Sunday, March 16, 2008

bulbs that I planted last fall, a bit late, started peeking thru the soil last week or so. I also noticed that elsewhere in the yard was evidence of more bulbs, planted by previous residents. since friday was springy and verging on mild, I thought saturday would be a likely day to rake out the beds. saturday was the day that snow and rain fell, at least during the morning. ne'ertheless in the afternoon I took rake in hand. I speak of this because it is a ritual, one that I haven't celebrated in a couple of years. I love bulbs. my 1st bit of gardening came about when I got a bulb catalogue some time in early summer. I decided to order. this entailed waiting 3-4 months for the bulbs to arrive at planting time. then it was another 6 months before I got to see what I had planted. it was worth it. I never begrudged raking in the fall, because I can mulch the garden with the leaves, and replenish the compost pile. and in the spring, digging those leaves out to let the yellow tops of bulbs feel the sun. one winter when we'd had a lot of snow, I had to chop away at the residue of snow, now impacted ice, that I'd shoveled there earlier in the season, because bulbs were under there. I did this on Good Friday, and wouldn't you know that on Easter, the blooms showed. righteous. it's early for bulbs here, by a week or 2. one of the 1st listservs that I subscribed to was a gardening one (which was a surprisingly snarly gathering of cranks: more flame wars and such kind of moronic crap there than on any other list I've been on). folks in California and elsewhere were trumpeting the arrival of their daffodils in January. aint you people got no winter? daffodils are my favourite, especially when I'm wandering lonely as a cloud. bright and brilliant, and disinclined to be bothered by pests, not even deer. I like that a bulb carries the entire plant to come within it. I extend that image of renewal to Geof Huth, and wish him the recovery that spring brings to us all.

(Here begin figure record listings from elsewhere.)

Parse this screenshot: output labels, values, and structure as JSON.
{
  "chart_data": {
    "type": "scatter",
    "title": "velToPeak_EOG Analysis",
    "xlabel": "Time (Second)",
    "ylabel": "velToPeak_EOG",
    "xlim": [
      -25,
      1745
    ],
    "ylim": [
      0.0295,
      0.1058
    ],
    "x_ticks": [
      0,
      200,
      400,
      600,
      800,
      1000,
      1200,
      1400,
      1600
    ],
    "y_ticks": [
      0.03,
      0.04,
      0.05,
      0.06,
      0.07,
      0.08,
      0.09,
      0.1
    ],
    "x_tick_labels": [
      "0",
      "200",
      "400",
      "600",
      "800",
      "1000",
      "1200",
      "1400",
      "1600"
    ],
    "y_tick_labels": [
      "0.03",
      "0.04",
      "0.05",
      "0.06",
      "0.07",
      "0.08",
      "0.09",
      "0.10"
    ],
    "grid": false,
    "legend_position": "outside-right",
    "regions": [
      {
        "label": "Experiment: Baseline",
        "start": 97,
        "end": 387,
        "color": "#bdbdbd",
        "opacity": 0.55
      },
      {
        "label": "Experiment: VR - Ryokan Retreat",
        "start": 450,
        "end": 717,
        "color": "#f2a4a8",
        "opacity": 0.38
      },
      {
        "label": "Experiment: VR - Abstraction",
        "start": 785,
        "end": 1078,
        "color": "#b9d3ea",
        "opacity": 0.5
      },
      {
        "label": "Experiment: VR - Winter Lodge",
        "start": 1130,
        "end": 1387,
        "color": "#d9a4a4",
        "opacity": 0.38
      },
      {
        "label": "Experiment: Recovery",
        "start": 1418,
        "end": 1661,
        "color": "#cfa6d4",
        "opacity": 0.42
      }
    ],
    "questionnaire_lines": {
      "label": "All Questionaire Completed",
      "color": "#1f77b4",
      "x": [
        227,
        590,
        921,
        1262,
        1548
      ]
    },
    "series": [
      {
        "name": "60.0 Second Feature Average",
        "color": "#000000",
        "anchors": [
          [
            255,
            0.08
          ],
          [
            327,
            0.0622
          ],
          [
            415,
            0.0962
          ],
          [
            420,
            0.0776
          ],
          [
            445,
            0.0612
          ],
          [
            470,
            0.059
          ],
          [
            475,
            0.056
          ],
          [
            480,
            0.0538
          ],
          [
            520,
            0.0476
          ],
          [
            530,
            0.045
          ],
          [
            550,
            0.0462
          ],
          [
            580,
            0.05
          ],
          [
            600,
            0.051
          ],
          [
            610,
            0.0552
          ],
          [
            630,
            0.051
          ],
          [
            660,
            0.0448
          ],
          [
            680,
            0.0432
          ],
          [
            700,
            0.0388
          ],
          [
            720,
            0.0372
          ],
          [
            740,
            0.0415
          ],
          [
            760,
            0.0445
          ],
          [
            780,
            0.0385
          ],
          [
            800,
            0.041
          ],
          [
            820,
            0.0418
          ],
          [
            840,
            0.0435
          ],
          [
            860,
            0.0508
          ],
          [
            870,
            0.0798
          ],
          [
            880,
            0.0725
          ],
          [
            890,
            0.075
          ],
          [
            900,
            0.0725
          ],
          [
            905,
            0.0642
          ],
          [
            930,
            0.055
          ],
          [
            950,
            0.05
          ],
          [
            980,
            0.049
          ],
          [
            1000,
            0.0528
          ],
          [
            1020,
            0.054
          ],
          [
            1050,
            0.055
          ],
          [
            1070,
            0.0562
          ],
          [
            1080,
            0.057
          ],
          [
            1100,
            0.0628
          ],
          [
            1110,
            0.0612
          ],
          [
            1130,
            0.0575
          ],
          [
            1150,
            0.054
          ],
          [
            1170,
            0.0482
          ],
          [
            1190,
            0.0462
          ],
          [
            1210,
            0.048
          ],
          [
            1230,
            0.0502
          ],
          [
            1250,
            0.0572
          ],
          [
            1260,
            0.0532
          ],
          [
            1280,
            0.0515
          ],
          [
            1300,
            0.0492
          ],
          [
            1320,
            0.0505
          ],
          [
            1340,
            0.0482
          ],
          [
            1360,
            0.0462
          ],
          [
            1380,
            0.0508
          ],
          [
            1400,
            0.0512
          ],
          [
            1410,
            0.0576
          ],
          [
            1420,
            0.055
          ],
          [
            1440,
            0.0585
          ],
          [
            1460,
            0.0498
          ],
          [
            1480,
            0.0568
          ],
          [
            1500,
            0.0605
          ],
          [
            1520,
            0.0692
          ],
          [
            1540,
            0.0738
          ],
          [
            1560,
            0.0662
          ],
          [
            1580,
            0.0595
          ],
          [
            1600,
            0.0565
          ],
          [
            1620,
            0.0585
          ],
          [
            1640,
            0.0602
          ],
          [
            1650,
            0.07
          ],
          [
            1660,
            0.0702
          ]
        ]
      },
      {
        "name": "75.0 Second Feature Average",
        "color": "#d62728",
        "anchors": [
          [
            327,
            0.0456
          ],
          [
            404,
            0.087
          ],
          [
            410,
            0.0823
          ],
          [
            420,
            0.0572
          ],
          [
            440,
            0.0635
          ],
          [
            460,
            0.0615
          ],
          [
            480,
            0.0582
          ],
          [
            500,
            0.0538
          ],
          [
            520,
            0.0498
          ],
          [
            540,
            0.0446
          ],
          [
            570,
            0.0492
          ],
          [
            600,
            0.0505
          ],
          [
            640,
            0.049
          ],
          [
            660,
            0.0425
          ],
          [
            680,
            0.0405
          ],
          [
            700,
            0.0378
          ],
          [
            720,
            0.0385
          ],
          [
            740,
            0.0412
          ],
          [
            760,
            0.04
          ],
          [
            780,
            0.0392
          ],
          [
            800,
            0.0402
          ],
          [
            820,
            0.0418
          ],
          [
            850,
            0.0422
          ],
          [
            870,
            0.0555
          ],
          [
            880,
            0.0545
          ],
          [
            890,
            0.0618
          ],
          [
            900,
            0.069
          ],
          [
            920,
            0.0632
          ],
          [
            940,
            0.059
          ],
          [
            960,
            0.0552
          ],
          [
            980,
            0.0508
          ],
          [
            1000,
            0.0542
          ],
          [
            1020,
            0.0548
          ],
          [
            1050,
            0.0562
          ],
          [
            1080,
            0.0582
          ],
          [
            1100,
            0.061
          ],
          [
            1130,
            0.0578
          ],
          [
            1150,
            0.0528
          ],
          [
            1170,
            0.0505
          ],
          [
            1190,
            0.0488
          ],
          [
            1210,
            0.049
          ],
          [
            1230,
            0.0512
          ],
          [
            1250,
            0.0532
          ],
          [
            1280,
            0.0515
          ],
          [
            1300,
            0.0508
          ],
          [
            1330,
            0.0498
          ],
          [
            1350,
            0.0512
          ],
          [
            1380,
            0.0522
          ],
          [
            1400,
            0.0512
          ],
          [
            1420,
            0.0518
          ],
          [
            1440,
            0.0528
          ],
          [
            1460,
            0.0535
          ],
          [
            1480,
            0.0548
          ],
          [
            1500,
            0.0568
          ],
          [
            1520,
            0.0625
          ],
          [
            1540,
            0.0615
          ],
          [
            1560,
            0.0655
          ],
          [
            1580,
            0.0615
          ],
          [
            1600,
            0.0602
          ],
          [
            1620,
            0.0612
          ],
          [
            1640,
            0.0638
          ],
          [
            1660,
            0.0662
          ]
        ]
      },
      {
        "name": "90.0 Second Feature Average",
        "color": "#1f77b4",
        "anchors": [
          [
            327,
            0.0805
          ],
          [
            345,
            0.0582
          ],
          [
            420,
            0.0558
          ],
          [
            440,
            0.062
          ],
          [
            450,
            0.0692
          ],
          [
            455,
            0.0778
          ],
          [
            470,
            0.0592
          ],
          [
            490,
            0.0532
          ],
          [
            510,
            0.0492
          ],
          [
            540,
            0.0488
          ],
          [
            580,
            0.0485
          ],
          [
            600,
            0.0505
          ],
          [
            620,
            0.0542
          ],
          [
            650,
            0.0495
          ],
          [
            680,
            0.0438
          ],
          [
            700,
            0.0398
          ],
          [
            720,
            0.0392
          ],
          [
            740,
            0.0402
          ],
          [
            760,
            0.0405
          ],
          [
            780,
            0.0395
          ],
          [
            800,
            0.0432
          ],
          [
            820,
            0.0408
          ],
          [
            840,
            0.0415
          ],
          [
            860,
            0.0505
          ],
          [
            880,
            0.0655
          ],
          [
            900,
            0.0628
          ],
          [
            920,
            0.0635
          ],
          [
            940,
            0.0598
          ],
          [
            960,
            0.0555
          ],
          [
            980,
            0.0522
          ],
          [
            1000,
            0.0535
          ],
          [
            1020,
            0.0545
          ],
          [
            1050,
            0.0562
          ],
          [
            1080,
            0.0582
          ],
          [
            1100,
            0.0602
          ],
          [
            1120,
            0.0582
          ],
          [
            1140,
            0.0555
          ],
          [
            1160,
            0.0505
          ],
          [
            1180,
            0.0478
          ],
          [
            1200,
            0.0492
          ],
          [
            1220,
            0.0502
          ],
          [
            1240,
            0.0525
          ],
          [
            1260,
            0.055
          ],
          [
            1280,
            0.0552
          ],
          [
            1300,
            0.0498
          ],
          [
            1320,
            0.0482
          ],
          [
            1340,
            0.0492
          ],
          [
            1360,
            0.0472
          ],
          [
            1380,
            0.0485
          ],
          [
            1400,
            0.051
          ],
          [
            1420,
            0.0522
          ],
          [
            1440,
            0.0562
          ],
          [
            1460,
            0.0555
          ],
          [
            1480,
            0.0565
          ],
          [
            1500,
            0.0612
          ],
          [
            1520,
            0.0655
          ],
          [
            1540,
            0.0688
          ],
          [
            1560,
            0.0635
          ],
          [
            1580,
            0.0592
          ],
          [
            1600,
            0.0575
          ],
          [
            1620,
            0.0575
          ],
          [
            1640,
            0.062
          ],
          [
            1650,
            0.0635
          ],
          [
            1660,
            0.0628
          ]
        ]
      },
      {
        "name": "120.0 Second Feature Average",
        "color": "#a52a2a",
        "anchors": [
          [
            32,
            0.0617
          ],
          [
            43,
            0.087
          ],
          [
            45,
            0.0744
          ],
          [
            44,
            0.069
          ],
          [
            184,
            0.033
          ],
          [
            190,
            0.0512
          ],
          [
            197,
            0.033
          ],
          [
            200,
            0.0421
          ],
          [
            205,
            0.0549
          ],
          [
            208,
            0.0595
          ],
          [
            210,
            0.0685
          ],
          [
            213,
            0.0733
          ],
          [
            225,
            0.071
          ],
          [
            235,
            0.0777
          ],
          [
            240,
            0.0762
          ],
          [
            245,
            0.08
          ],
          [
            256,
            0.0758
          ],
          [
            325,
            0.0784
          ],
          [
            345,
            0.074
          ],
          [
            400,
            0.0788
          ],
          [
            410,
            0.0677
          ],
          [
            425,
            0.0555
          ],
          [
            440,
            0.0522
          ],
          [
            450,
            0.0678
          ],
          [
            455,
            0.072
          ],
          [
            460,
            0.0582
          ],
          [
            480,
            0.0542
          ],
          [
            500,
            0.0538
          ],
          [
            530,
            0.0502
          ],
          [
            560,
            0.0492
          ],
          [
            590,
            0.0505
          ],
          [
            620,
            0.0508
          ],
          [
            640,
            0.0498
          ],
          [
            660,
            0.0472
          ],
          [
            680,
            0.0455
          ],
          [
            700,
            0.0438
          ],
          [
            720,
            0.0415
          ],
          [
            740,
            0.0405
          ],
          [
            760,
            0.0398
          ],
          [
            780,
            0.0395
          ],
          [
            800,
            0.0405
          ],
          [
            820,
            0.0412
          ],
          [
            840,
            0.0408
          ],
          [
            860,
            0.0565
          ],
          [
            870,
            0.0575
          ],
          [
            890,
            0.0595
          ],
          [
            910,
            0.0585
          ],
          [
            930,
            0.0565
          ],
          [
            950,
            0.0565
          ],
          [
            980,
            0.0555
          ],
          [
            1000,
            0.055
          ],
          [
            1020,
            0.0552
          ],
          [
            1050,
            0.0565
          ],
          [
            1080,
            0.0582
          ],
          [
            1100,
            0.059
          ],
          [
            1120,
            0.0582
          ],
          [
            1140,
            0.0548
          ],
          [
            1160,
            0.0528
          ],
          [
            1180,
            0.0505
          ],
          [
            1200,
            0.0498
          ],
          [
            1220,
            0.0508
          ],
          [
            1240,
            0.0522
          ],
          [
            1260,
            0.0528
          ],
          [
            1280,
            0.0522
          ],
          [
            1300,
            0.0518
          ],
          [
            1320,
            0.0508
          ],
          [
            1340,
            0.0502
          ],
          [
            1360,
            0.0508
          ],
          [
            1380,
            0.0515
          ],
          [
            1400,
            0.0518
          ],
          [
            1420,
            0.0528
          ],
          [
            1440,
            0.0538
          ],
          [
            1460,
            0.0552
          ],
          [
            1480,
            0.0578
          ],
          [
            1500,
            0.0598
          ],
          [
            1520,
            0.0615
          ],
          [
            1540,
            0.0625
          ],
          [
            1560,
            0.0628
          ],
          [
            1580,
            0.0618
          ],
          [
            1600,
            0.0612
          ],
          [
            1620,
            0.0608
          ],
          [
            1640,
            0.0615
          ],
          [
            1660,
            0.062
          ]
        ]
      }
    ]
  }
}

money up for poets, that is, thoughts on Jessica Smith charging for the right to read parts of her blog, I see that Lanny Quarles has made a varied offering. he takes a somewhat different approach in that he is releasing selected archives of his blog in printed form. his blog may be more suited for print pub than JS's, because it is mostly poetry rather than commentary and personal reflection, which I take JS's blog to be. so the situations are not comparable. in both cases, tho, you likely must know the person's work some to roll the dice with your own moolah. that would be the difficulty of online purchase. I will assert that Lanny produces an adventurous range of textual and visual work, if you would care to do that supportive monetary thing.
the documentation by Geof Huth (rhymes with Booth) of his open heart surgery has been spectacular, in many ways (here is the link). literally a spectacle, but also the way he manages to present the experience thru its many scary developments. his patient critical factor never wavers, which to me takes courage. he reveals equanimity and focus of a Buddhist sort. there is a position where one could merely be whiny, or one might overwhelm the experience with drama, but Geof doesn't do that. he reluctantly offers an unsatisfying photo of himself because later versions would not properly show the actuality of the surgical wounds at their most raw. I'm impressed that he writes as much as he does. hospitals are stultifying, and it must be worse for one surgically ravaged. I'm reminded of the story attributed to St Francis Assisi. while working in his garden, he is asked what he would do if told that he would die the next day. he responded by saying that he would continue doing what he was doing. not bewail his fate, not party like it was 1999. Geof chose a similar option. we should all think healing thoughts and hope Geof's recovery continues well.